The short answer, I believe, is that there is nothing wrong with offering a prayer to the Holy Spirit, since God the Spirit is, of course, fully God, just as is God the Father and God the Son. However, most prayers in the New Testament and in the church of the second and third centuries were to God the Father, with a few exceptions.
I recently read an article by Boris Paschke entitled: “Praying to the Holy Spirit in Early Christianity.” His conclusions include the following:
This article studied praying to the Holy Spirit in early Christianity, with the following results: while the New Testament neither contains prayers to the Holy Spirit nor references to such prayers, later early Christian sources from the Second and Third Centuries AD contain at the least a few passages that are relevant for the topic. In Tertullian’s De oration 12, spiritus sanctus is envisaged as addressee of Christian prayer. However, it remains unclear if this Latin term refers particularly to the third person of the Trinity or to God in general. In De baptism 8, Tertullian states that spirit epiclesis were components of the baptismal services he was familiar with. At the beginning of his homilies on the book of Leviticus, Origen encourages addressing not only Jesus but also the Holy Spirit in prayers asking for understanding the biblical text (Orig. Hom. Lev. I 1). In Jesus’s hymn and round dance (which is found in chapters 94–96 of the Acts of John) it is probably not the Holy Spirit but rather Jesus who is addressed with the epithet ‘Spirit’. The Acts of Thomas contain two prayers to the Holy Spirit, namely the spirit epiclesis in chapters 27 and 50. However, it is possible that these epiclesis not only ask the Holy Spirit but also Jesus Christ to come. In view of these findings, it seems (1) that prayers to the Holy Spirit were very rare in early Christianity; and (2) that the Holy Spirit was addressed either alone (Tertullian De baptism 8) or together with Jesus Christ (Orig. Hom. Lev. I 1).

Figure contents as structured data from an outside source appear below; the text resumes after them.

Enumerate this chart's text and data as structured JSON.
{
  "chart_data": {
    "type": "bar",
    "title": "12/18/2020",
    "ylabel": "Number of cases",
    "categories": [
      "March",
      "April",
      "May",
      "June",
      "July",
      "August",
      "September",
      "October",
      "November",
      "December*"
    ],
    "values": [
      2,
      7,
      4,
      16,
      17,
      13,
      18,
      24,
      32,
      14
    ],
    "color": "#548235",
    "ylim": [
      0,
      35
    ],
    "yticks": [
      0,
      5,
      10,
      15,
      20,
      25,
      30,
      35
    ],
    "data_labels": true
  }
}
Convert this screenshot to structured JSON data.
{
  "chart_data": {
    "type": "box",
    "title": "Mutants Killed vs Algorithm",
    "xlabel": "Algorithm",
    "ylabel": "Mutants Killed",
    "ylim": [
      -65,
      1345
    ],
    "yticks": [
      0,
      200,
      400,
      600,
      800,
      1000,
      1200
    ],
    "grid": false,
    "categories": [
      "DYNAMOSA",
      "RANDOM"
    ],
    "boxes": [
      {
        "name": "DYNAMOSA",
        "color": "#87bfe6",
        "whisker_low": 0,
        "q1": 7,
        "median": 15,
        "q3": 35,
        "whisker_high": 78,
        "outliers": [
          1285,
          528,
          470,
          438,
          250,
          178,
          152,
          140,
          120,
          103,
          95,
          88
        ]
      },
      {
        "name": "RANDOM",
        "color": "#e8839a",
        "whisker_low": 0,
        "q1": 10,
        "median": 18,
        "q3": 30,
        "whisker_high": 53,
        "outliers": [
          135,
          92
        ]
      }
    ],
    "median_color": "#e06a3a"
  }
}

So, what about our practice? My recommendation is that, following the biblical pattern and the pattern of the early church, we should normally address our prayers to God the Father, but still allow occasional addressing of prayers to Jesus, that is, to God the Son, as well as occasional prayers to the Holy Spirit, that is, to God the Spirit. But since the common pattern is to address God the Father in prayer, I would suggest that praying to God the Son and God the Spirit should focus more upon the works that are specifically connected in Scripture to those persons of the Godhead. Thus, the occasional prayer to Jesus might look something like: “Jesus, thank you for dying as a substitute on the cross in our place,” or “Lord Jesus, we long for your second coming” (cf. 1 Cor. 16:22 “Our Lord, Come!”). The occasional prayer to the Holy Spirit could be: “Spirit, fill us with power to speak your word with boldness,” or “Illumine your Word as we read it, and help us know how to apply it.”
I would not take what I have written here as a rule, but rather as a suggestion that may bring you greater clarity and focus as you pursue a life of prayer.
 Boris Paschke, “Praying to the Holy Spirit in Early Christianity,” Tyndale Bulletin 64.2 (2013): 299-316.